The Real Meaning Behind Taylor Swift's 'Begin Again'
Taylor Swift may have snagged a role in a David O. Russell film, but her acting career aside, Swift will first and foremost always be known for her music. After dropping two albums back-to-back in 2020, with "Folkore" arriving in July and "Evermore" in December, Swift is gearing up for a rerelease of her 2012 work with "Red (Taylor's Version)".
This is not the first time the musician has reintroduced her music. In early 2021, Swift released a re-recording of her second album, "Fearless." Swift had announced in 2019 that she was planning to rerecord her first six albums after finding out her masters were sold to Scooter Braun, who is best known as Justin Beiber and Ariana Grande's manager, in a move to retain her agency as an artist. According to Teen Vogue, the album is expected on November 19, which just so happens to coincide with Scooter Braun's birthday.
In her announcement, Swift said that "Red (Taylor's Version)" will include all the songs that didn't make it on the original album. "This will be the first time you hear all 30 songs that were meant to go on Red. And hey, one of them is even ten minutes long," Swift wrote. As fans prepare to immerse themselves into "Red" once again, they're re-examining the album's closer, "Begin Again." Let's take a deeper look at this track.
The loves of Taylor Swift's past and present
Taylor Swift's "Begin Again" is about the singer getting a second chance at love. Throughout the song, Swift shifts between talking about two lovers: one from her past, and one from her present. From the lyrics, it's evident her previous lover was holding her back. "Took a deep breath in the mirror / He didn't like it when I wore high heels / But I do," she sings in the past tense. "Turn the lock and put my headphones on / He always said he didn't get this song / But I do."
By the last verse of the song, Swift has found someone with who she can start fresh, allowing her to leave the pain of her old relationship behind. "And we walked down the block to my car / And I almost brought him up," she sings, still in the past. But then, she switches to a current lover: "But you start to talk about the movies / That your family watches every single Christmas / And I want to talk about that / And for the first time / What's past is past."
Upon the song's release, Swift explained a bit of the inspiration. "One day [I was] going to meet friends, [and] I had heels on," Swift told People (via Taste of Country). "[I] thought, 'I should take those off,' but realized I want to wear them and we're not together. There's no one to look at me skeptically anymore."
But who exactly is Swift singing about?
One song, two famous faces
Ryan Seacrest asked Taylor Swift what the song was about in 2012, and she was her usual coy self; "When you've gotten through a really bad relationship and you finally dust yourself off," she shared (via CBS News). While Swift usually never directly reveals who her songs are about, it has been long speculated that the inspiration behind "Begin Again" is two men in particular. "Begin Again," was most likely written about how Swift's relationship with Conor Kennedy, the grandson of Robert F. Kennedy, who helped her move on from actor Jake Gyllenhaal. Swift and Kennedy dated for a while in the summer of 2012 after the singer and Gyllenhaal broke up. Though Swift and Gyllenhaal didn't date for very long, their relationship was constantly in the headlines and seemed to be quite bumpy, making it likely at least one of the men in the song.

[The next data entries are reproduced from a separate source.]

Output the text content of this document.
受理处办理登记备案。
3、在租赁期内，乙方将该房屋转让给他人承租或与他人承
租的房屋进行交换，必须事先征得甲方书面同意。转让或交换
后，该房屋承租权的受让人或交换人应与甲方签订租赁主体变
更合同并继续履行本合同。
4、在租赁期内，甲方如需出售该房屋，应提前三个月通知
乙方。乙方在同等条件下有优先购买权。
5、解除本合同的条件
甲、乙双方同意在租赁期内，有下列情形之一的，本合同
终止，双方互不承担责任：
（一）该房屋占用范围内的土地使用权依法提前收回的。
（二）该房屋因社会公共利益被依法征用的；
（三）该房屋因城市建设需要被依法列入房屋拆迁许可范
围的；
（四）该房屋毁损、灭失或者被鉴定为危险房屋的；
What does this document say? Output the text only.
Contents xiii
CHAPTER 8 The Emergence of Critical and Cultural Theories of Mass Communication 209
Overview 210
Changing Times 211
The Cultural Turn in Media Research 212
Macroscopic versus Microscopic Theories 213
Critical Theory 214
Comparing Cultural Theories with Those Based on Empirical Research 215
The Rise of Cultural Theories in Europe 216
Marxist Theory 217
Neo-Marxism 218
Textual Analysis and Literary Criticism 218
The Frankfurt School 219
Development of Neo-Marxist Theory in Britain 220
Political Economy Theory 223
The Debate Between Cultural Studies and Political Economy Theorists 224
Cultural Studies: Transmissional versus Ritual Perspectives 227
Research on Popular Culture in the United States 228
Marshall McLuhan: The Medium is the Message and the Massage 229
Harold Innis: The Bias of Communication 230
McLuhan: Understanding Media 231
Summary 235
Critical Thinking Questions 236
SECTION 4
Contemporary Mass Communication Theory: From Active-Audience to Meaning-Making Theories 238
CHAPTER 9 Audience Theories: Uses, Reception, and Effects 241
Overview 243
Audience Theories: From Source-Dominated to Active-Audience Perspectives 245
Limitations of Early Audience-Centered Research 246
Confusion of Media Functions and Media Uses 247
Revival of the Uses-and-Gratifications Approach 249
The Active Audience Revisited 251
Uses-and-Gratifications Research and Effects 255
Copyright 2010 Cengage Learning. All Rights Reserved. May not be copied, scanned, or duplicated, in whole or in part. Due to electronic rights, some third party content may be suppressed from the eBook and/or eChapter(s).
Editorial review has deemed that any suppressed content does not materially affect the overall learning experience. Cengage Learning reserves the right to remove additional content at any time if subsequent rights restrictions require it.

When announcing "Red (Taylor's Version)," Swift said that when she initially recorded the album, it "resembled a heartbroken person." She wrote, "It was all over the place, a fractured mosaic of feelings that somehow all fit together in the end. Happy, free, confused, lonely, devastated, euphoric, wild, and tortured by memories past." The singer has certainly come a long way since when she initially released "Red," so it's safe to assume fans can expect something different from this version, even if some of the songs are the same.